# Hantergantick Quarry, St.Breward, Bodmin, Cornwall. Jan 2011



## flava (Jan 24, 2011)

*History*


The granite quarry at St Breward's primary function was to supply the building blocks for the re build of Bodmin's notorious Gaol back in the mid 1800's. But granite blocks from this St Breward source have built great bridges and cobbled our roads far and wide, giving rise to some of the most prominent architectural structures in the land.

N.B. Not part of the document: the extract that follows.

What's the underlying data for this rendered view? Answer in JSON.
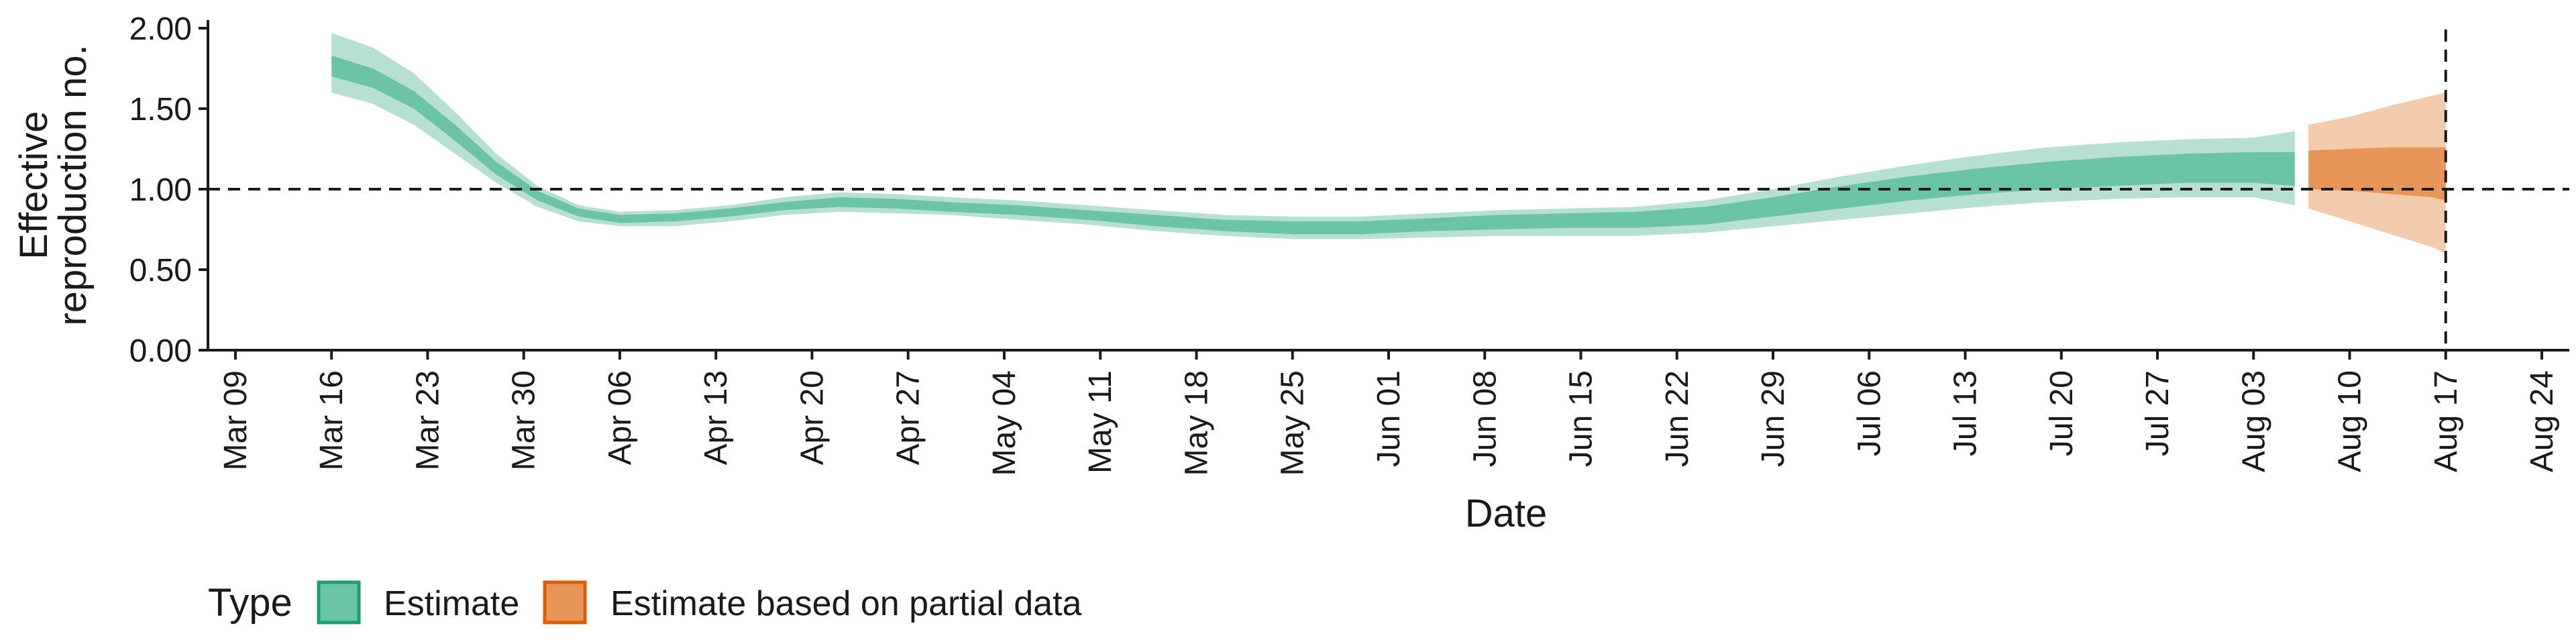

The great Naval College at Dartmouth owes its character to St Breward stone and in Britain's capital, so does, London's County Hall, Transport House, the Esso Tower, the Shipping Office and most of the buildings in Paternoster Row. All owe their existence to St Breward stone, cut from here, dressed and shipped by transport provided by the rail head at Wenford Bridge. Now ironically, the start of the Camel trail, one of the most popular and picturesque nature trails used by cyclists and walkers in the country.
Other perhaps more impressive architectural structures are St Breward born too and are laid claim to by the Hantergantick Quarry and St Brewards oldest and perhaps most famous commercial granite quarry, the De Lank quarry, the most famous granite quarry in Cornwall at the turn of the century. The fist quarry here, known as the Eddystone is now unused but forms a part of the whole quarry complex. It was used for the construction of the lighthouse of the same name back in 1750's 





















































​


----------



## nelly (Jan 24, 2011)

Beautiful photos

Thankyou


----------



## King Al (Jan 24, 2011)

Great pics and find, nice one flava


----------



## Scaramanger (Jan 25, 2011)

Nice find & pics Flava


----------



## dangerous dave (Jan 25, 2011)

http://urbandesolation.tumblr.com/post/2830552386/quarry?ref=nf


----------



## night fox (Jan 25, 2011)

*well done*

great pics flava you still got your bike ?


----------



## muppet (Jan 26, 2011)

nice work mate well done


----------